Scientists transplant lab-grown lungs into pigs - they worked fine

Credit University of Texas Medical Branch at Galveston

Credit University of Texas Medical Branch at Galveston

Basically, the researchers removed one lung from a pig and after a couple of months, they all received a bioengineered lung which had been created from pig cells and extra protein scaffolding, which forced the cells to grow in the desired shape that would fit each animal body type.

The doctors are hoping that within a decade, lab-grown human lungs will be transplanted into patients to save them from chronic lung diseases, cystic fibrosis and anything that threatens life and lungs.

"The number of people with severe lung problems has risen globally, while the number of organs available for transplantation has declined". To create this, the researchers used a lung from an unrelated animal that was treated with a special cocktail of sugar and detergent.
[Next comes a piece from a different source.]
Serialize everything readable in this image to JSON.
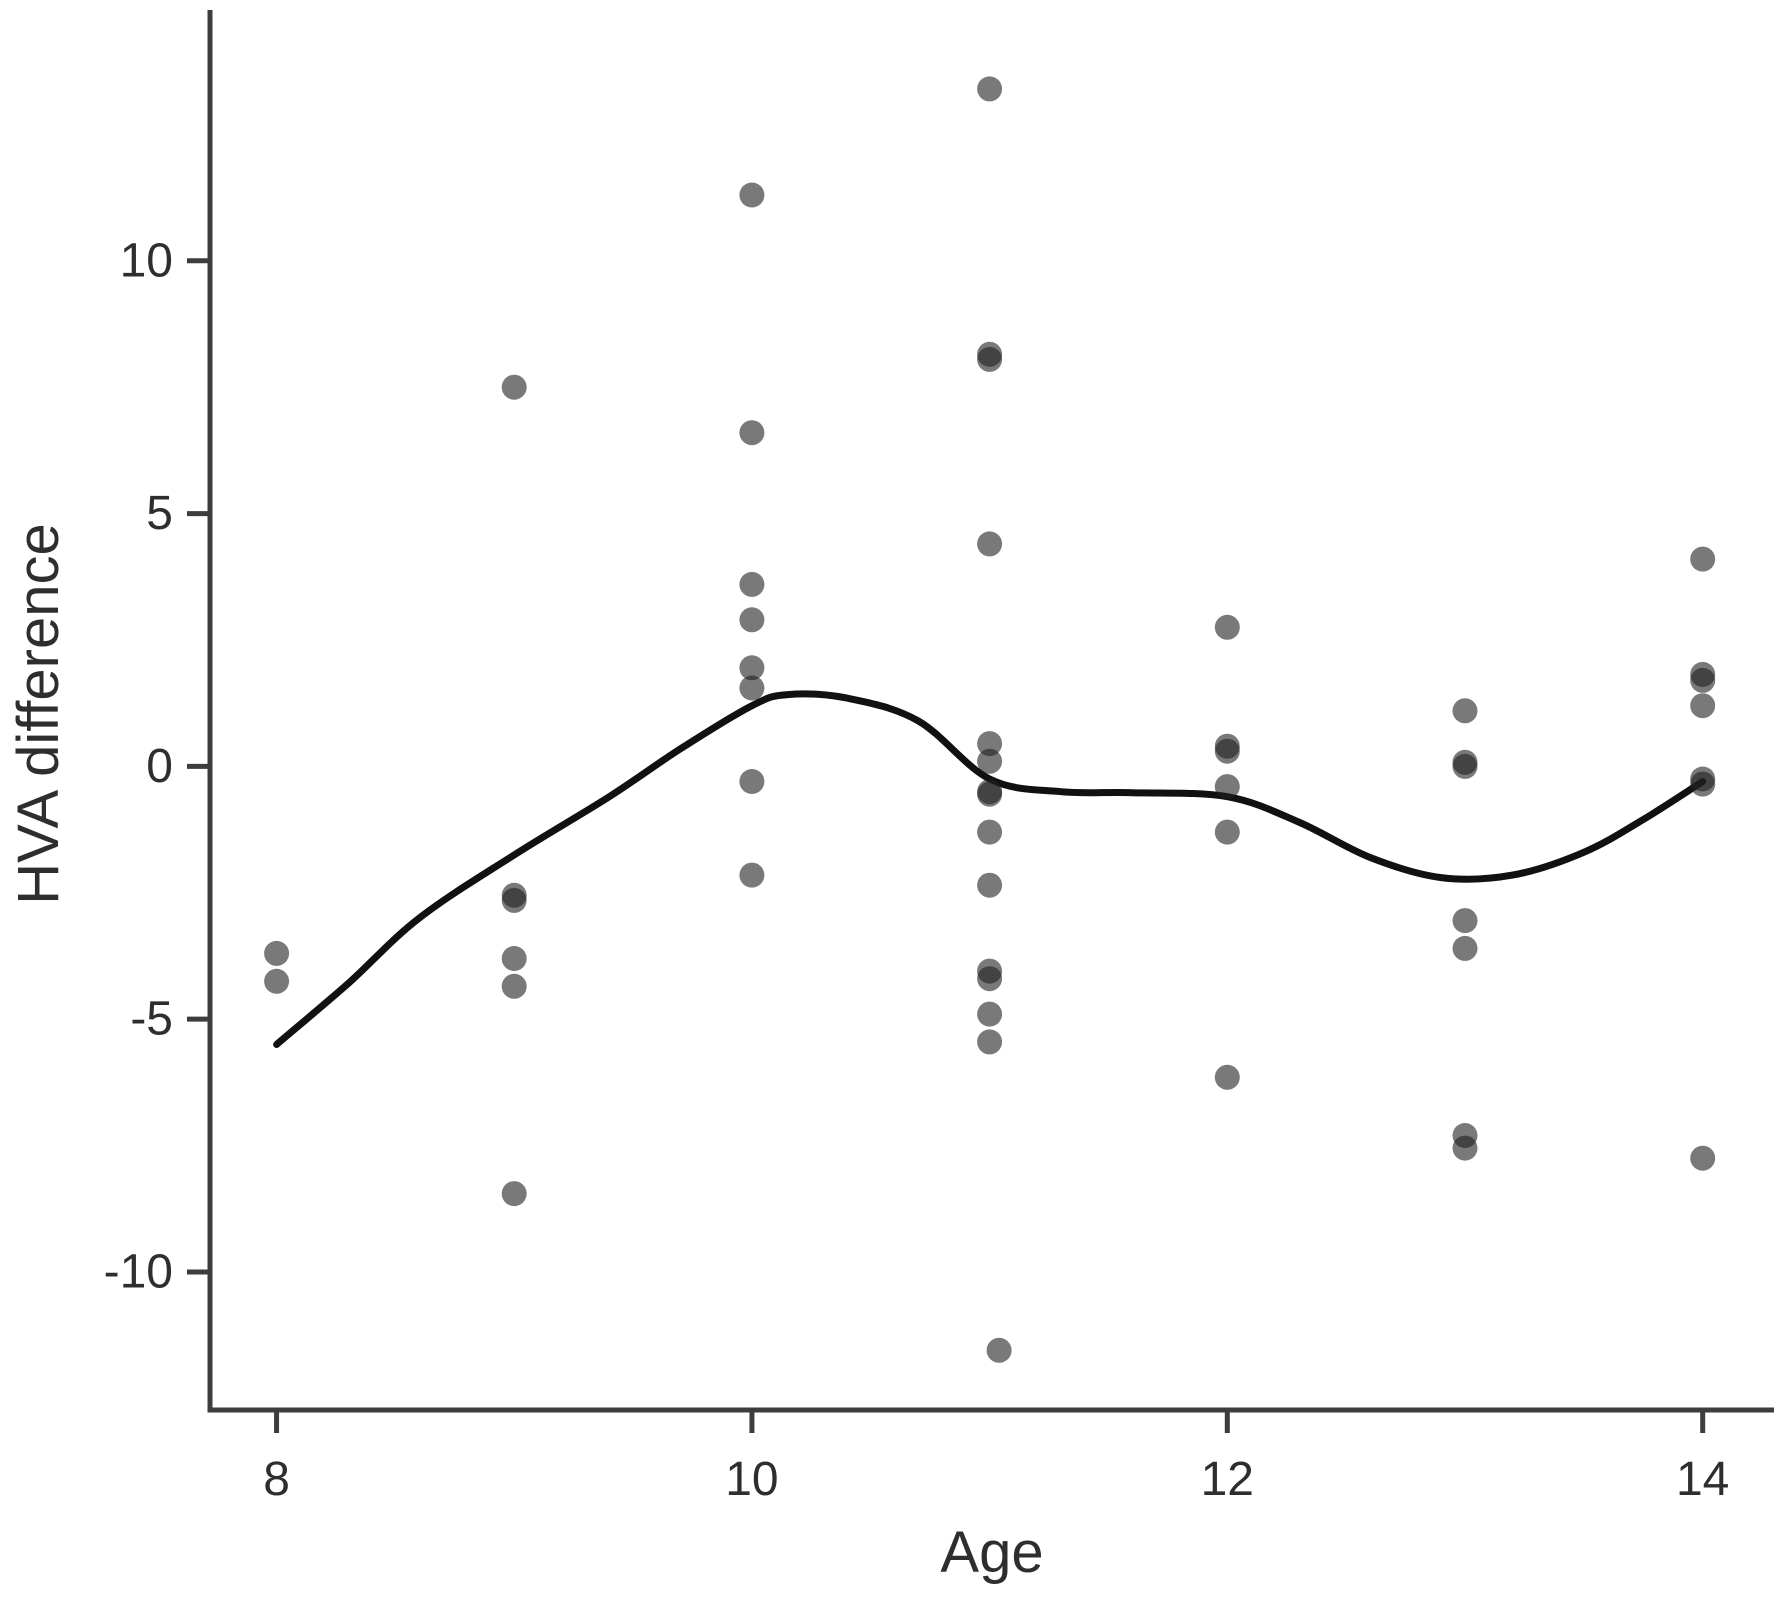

After that, they immersed the scaffold in a tank filled with nutrients, and added the pigs' own lung tissue cells using a "carefully designed protocol or recipe". The work, which was recently detailed in a study published by Science Translational Medicine, details the work and progress made over the last few years, reaching the point where no complication resulted from the transplants.

The team found that before the pigs were euthanized, the transplanted lungs developed without any outside help, building blood vessels they needed for survival. For instance, in just two weeks, the transplanted lungs had established a stable network of blood vessels, which it needs in order to survive.

"In these studies, we talk about producing human lungs using human scaffolds", Dr Nichols explained.

Once the four pigs got their personalized organs, Nichols, Cortiella and their collaborators kept tabs on the porcine patients, checking in 10 hours, two weeks, one month and two months after surgery.

"We saw no signs of pulmonary edema, which is usually a sign of the vasculature not being mature enough", the researchers wrote. The transplants were successful and none of the pigs involved rejected the transplants. However, even the two-month-old transplanted lung, while not showing any fluid collection that would indicate an underdeveloped organ, had not developed enough to independently supply the animal with oxygen.

This paves the way for future studies that will allow the recipient animals to live for longer durations, providing data on long-term transplant success or issues.

The obvious interest of this research is how this translates into medical applications for human transplants.

We're still a ways off from that organ utopia, but we're at least a little closer to bioengineered lungs becoming a reality.